I. SUR LA VIOLATION ALLÉGUÉE DE L'ARTICLE 6 § 1 DE LA CONVENTION

30. Les requérants se plaignent de la procédure devant la Cour de cassation, estimant avoir été placés, avec leur conseil, dans une position défavorable par rapport à un justiciable ayant recours au ministère d'un avocat aux Conseils. Ils invoquent l'article 6 § 1 de la Convention, lequel prévoit notamment :

" Toute personne a droit à ce que sa cause soit entendue équitablement (...) par un tribunal (...) qui décidera (...) du bien-fondé de toute accusation en matière pénale dirigée contre elle. "

A. Argumentation des parties

1. Les requérants

31. Les requérants font notamment valoir que le droit français et la Convention permettent à un accusé de se défendre lui-même, sans avoir recours à un avocat aux Conseils. Pourtant, l'accusé fait l'objet d'une différence de traitement par rapport à un demandeur représenté par un avocat aux Conseils : au stade de l'introduction du mémoire, la personne représentée par un tel avocat dispose d'un délai de quatre mois à la date du pourvoi (délai qui peut être prorogé par le conseiller rapporteur) pour déposer son mémoire, tandis que celle qui se défend seule ne dispose que d'un mois, sauf prorogation accordée de manière discrétionnaire par le président de la chambre criminelle. Les requérants notent qu'ils ont également été pénalisés en raison du délai nécessaire pour obtenir le texte écrit de l'arrêt rendu par la cour d'appel, aucune disposition légale n'imposant aux juges du fond de rédiger leur décision pour le jour du prononcé public. Or le non-respect du délai d'un mois prévu à l'article 585-1 du code de procédure pénale emporte l'irrecevabilité du mémoire et, partant, du pourvoi. Par ailleurs, lors de la phase préparatoire, le demandeur non représenté par un avocat aux Conseils n'a connaissance ni de la date d'audience, ni de la teneur de l'argumentation de l'avocat général. Enfin, au stade de l'audience publique, l'accusé n'a pas la possibilité de prendre la parole ou de présenter une note en délibéré pour répondre aux réquisitions de l'avocat général, faute d'être convoqué. Au surplus, les demandes de comparution personnelle sont systématiquement refusées. Quant aux conclusions tirées par le Gouvernement de l'arrêt K.D.B. contre les Pays-Bas, arrêt du 27 mars 1998, Recueil des arrêts et décisions 1998-II, les requérants en contestent le bien-fondé, les parties qui formulent une demande de comparution devant obtenir une permission de la Cour de cassation française. Les requérants estiment enfin que le droit éventuel à une assistance judiciaire provisoire pour suppléer à ce déséquilibre est hors débat si l'accusé use de son droit de se défendre lui-même.

2. Le Gouvernement

32. Le Gouvernement souligne tout d'abord le rôle spécifique du parquet général près la Cour de cassation. En ce qui concerne les réquisitions de l'avocat général, il rappelle que les avocats aux Conseils des parties peuvent y répliquer, soit à l'audience, soit par une note en délibéré. Par ailleurs, l'usage veut que, lors de la réunion préparatoire tenue avant l'audience, l'avocat général les informe de manière informelle du sens de ses conclusions. La Cour a conclu, dans l'arrêt Reinhardt et Slimane-Kaïd c. France, que cette pratique était conforme aux exigences de l'article 6 § 1 de la Convention (arrêt du 31 mars 1998, Recueil 1998-II, p. 666, § 106).

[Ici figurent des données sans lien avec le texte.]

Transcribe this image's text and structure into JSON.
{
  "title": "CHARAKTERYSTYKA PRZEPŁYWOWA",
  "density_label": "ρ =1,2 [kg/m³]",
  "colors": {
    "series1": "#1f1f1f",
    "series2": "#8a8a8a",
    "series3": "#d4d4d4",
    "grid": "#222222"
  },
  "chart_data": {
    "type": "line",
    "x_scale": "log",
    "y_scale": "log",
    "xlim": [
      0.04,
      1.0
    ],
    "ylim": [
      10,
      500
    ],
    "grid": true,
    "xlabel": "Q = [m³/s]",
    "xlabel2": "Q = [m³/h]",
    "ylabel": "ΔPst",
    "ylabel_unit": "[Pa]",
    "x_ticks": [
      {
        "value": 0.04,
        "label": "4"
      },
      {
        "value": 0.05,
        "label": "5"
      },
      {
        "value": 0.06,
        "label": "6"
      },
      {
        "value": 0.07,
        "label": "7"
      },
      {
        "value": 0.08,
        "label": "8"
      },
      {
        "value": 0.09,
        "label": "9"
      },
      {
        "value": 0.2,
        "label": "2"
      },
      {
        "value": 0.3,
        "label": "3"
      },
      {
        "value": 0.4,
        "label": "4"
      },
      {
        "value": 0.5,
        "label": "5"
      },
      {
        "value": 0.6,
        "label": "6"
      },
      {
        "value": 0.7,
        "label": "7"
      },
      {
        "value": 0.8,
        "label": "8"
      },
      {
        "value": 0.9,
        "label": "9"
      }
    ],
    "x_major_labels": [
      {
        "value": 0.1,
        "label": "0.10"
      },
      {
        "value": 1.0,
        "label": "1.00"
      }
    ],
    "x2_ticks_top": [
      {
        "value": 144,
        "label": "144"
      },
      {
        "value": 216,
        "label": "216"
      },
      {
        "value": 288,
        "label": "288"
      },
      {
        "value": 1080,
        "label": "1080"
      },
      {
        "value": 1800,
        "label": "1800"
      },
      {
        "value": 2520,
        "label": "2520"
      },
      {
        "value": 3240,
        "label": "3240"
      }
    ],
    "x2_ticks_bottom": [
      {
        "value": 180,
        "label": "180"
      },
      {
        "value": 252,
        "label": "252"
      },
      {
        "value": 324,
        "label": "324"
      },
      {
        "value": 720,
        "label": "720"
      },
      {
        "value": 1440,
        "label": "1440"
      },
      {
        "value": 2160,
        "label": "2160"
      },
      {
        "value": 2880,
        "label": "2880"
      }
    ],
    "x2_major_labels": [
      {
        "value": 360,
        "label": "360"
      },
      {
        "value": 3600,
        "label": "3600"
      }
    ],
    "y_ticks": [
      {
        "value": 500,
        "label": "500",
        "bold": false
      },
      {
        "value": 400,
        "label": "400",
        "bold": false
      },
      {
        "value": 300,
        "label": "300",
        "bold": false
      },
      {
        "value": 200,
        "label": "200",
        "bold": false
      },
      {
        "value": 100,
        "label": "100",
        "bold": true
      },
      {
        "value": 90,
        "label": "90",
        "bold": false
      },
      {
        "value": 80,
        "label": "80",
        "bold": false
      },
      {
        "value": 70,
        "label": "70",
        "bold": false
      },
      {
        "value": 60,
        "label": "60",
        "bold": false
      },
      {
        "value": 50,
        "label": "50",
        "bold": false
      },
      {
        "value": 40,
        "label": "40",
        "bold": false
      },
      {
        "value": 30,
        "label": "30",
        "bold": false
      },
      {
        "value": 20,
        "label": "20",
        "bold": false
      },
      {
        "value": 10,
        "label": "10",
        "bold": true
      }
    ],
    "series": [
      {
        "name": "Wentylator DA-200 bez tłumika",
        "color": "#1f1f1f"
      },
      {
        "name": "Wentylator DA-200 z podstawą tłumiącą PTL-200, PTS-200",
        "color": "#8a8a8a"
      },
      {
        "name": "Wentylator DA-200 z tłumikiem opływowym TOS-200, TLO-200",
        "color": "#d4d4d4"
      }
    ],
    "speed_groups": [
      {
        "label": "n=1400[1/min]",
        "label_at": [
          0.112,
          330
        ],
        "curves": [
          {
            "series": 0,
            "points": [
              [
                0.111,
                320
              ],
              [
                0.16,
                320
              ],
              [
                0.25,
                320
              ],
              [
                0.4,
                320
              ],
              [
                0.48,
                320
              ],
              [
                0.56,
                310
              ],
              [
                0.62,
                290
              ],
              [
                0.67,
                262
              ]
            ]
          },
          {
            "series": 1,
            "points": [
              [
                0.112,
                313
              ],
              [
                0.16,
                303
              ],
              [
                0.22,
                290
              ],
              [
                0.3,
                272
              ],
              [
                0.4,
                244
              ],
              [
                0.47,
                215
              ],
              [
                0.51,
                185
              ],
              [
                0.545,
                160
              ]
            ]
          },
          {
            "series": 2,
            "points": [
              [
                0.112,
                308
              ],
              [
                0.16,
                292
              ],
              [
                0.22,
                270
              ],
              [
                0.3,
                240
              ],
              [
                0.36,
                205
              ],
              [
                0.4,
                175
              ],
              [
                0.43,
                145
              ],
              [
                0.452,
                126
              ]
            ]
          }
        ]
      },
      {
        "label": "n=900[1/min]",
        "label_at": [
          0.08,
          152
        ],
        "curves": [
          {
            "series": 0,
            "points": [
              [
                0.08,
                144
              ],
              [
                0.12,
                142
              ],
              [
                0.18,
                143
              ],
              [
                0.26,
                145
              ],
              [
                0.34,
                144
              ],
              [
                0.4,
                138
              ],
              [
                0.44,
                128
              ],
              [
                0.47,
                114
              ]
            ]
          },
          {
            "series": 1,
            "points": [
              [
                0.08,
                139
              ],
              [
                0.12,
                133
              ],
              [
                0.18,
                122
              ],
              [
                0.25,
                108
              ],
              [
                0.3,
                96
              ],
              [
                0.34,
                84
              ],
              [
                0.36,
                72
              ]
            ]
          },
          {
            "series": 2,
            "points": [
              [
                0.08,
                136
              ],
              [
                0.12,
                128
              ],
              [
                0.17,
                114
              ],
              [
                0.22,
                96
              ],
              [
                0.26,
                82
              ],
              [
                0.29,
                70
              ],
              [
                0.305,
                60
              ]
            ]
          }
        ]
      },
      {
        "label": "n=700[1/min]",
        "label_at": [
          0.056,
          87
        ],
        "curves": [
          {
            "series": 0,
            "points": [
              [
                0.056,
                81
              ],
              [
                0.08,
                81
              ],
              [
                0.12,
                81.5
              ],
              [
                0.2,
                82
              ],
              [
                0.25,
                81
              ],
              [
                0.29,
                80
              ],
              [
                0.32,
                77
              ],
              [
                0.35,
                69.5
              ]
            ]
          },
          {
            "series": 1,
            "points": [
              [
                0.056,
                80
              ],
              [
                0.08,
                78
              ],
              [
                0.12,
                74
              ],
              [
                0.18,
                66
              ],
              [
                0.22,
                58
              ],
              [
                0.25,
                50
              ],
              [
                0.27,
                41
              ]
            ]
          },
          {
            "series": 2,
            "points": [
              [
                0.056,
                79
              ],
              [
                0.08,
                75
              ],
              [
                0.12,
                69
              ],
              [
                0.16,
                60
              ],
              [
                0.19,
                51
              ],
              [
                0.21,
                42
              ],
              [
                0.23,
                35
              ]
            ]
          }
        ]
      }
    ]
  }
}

Le Gouvernement considère ensuite que le droit d'accès à un tribunal, garanti par l'article 6, n'a pas un caractère absolu et que des restrictions peuvent exister, en particulier devant la Cour de cassation (Levages Prestations Services c. France arrêt du 23 octobre 1996, Recueil 1996-V). Il souligne que le code de procédure pénale institue deux régimes distincts, selon que le demandeur est ou non assisté d'un avocat aux Conseils. L'une des différences essentielles tient au délai accordé au demandeur qui se défend seul ou avec le concours d'un avocat non spécialisé devant la juridiction suprême : ce dernier ayant généralement assuré la défense devant les juridictions du fond, il ne saurait prétendre à un délai particulier pour un dossier dont il possède déjà une connaissance approfondie. Il dispose de toute façon d'un mois pour déposer son mémoire et, le cas échéant, peut solliciter un délai supplémentaire. Or les requérants ont déposé leur mémoire personnel dans le délai légal sans solliciter de prorogation.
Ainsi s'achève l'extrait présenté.